Materialization strategies for web based search computing applications
In the thesis we provide a characterization of view materialization in the context of multi domain heterogeneous search application. Web data view materialization is presented as a solution for technical constraints and problems implied by the unknown structure of the web data sources. The web data materialization model extends the search computing (SeCo) multi-layered model, where the search services are registered in a service repository that describes the functional (e.g. invocation end-point, input and output attributes) information of data end-points. Our first research goal is to solve the problem of finding a sequence of access patterns, which when executed produces a materialization output. For the first research goal we make the following novel contributions: 1) Formulation of the building blocks for the materialization feasibility analysis; 2) Definition of the materialization feasibility analysis method and the accompanying algorithms; 3) A detailed empirical study conducted on a set of materialization tasks ranging in their schema dependency complexity.

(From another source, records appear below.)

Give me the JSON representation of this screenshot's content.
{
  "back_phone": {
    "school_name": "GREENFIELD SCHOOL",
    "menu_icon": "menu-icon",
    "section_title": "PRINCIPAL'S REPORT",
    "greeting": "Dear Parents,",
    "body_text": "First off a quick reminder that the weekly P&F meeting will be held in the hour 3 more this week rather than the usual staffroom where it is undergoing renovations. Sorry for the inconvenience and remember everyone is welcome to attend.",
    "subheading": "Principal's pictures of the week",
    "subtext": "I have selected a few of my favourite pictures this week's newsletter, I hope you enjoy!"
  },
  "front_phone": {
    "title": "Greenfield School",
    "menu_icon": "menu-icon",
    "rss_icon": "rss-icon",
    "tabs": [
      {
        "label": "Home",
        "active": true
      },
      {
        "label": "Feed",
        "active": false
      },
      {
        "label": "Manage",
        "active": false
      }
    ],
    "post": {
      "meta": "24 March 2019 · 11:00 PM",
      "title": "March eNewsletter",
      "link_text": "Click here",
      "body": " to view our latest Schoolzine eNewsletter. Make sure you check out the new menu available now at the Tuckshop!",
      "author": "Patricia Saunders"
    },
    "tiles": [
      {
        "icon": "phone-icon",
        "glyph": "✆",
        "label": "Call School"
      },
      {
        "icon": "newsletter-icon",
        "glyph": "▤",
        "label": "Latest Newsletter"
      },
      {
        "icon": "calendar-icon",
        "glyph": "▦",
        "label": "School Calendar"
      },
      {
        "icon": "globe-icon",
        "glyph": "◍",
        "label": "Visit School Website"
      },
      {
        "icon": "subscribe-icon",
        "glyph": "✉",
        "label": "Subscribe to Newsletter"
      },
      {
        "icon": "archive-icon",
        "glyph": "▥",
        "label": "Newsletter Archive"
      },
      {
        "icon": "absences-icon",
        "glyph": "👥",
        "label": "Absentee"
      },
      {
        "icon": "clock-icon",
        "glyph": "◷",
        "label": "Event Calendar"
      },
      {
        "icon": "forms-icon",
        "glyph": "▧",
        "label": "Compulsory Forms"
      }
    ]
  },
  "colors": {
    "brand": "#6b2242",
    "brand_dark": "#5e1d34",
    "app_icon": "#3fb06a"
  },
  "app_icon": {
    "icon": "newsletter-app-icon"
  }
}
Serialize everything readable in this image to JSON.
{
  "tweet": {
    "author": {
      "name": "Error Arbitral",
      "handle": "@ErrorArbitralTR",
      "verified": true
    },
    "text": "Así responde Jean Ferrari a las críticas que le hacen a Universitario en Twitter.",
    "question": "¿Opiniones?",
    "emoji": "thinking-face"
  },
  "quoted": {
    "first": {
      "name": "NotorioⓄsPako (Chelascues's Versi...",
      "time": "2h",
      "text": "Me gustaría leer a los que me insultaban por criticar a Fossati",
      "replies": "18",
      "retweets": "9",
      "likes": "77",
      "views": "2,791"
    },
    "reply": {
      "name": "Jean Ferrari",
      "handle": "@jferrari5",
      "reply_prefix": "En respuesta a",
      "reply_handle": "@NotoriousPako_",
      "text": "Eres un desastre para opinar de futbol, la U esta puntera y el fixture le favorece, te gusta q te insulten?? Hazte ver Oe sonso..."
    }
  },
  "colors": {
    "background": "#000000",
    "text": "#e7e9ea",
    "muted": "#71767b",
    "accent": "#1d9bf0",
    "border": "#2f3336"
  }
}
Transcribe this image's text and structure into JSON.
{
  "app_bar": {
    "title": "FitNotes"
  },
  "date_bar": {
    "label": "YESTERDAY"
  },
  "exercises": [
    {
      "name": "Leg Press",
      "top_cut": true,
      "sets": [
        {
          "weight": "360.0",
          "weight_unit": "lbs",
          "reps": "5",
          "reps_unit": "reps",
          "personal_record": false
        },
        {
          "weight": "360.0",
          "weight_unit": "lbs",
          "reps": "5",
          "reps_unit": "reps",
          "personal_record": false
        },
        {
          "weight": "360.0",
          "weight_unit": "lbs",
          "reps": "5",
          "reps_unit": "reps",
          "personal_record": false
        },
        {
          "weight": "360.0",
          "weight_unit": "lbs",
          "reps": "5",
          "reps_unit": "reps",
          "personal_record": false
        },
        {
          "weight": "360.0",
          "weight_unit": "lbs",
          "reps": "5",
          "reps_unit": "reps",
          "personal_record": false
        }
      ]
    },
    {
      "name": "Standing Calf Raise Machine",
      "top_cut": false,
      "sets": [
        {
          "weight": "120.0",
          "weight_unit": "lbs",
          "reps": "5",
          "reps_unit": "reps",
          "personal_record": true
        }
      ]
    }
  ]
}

Our second research goal is the optimization of the materialization process so that the most optimal sequence in terms of materialization output efficiency and quality, executes at all times. For this goal we make the following novel contributions: 1) Formulation of a set of performance dimensions and their metrics for web source materialization; 2) A cost model that utilizes optimization metrics in order to qualitatively differentiate between web services in terms of materialization time; 3) A query optimization procedure that explores the characteristics of the underlying source data domain in order to prioritize the execution of the most productive queries in terms of their data harvesting power; 4) Materialization process optimization strategies based on the web source performance dimension metrics and query optimization procedure; 5) A detailed empirical study conducted on several relevant web based data sources that clearly shows the effectiveness of the proposed solution.